La Scena Musicale a recueilli les propos de
quelques-uns des artisans de cette production. Voici ce que Lyne Fortin, Karina
Gauvin, Bernard Labadie et Daniel Taylor avaient à en dire.
LSM : Pourquoi avoir choisi de présenter Agrippina
à l'OdM, plutôt qu'avec les Violons du Roy ?
Bernard Labadie : Montréal n'a jamais vu de
production professionnelle d'un opéra de Handel; il me semblait impératif de
combler cette lacune. Aux Violons, nous ne pouvons produire que des versions de
concert (comme le Alcina de l'an dernier), alors que je tiens à ce que
le public fasse la découverte de ce répertoire dans sa forme la plus complète.
Et puis, les Violons du Roy seront dans la fosse de toute façon !
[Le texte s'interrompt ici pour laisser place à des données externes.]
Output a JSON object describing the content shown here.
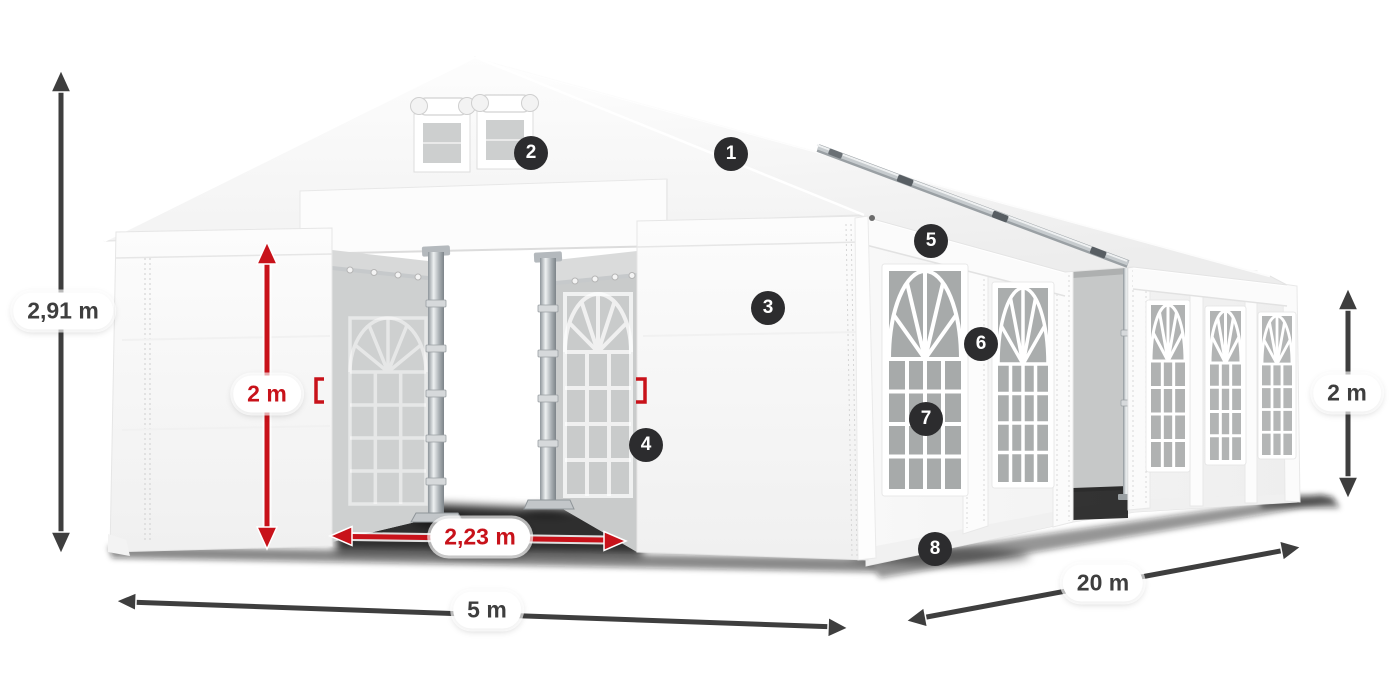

LSM : Quelle est, pour vous, la partie la plus
intéressante de la partition ?
Bernard Labadie : L'invention intarissable
d'un génie qui entre dans la première phase de son « âge adulte » de
compositeur. Agrippina est chez Handel le témoin du passage rituel des
années de formation à la pleine possession de ses moyens expressifs. On y
trouve déjà certaines des plus grandes pages dramatiques du compositeur (l'air
d'Agrippina « Pensieri, voi mi tormentate » au deuxième acte est un
chef-d'oeuvre visionnaire qui nous projette bien au-delà des conventions du
langage de l'époque). En même temps, le foisonnement propre à la jeunesse y est
toujours présent, et l'oeuvre présente une variété extraordinaire (c'est
l'opéra de Handel qui comporte le plus grand nombre d'airs).
LSM
: Qu'est-ce qui vous attire le plus dans Agrippina ?
Bernard Labadie : De tous les opéras de
Handel, c'est celui dont la théâtralité est la plus proche de la sensibilité
moderne. Plutôt que de nous présenter des magiciennes, des déesses ou autres
personnages mythologiques, il met en scène des êtres de chair et de sang dont
l'univers tourne autour de deux axes : le pouvoir et le sexe. Et Handel se
délecte du plaisir de créer pour chacun de ces êtres exacerbés un langage, une
personnalité, un univers qui leur sont propres et qui rendent leurs drames,
leurs espoirs et leurs déceptions crédibles et compréhensibles pour le public
aujourd'hui encore, près de trois siècles après la création de l'œuvre.
LSM : Qu'y a-t-il de plus stimulant dans le fait de
chanter du Handel ? Et dans celui de chanter Agrippina en particulier ?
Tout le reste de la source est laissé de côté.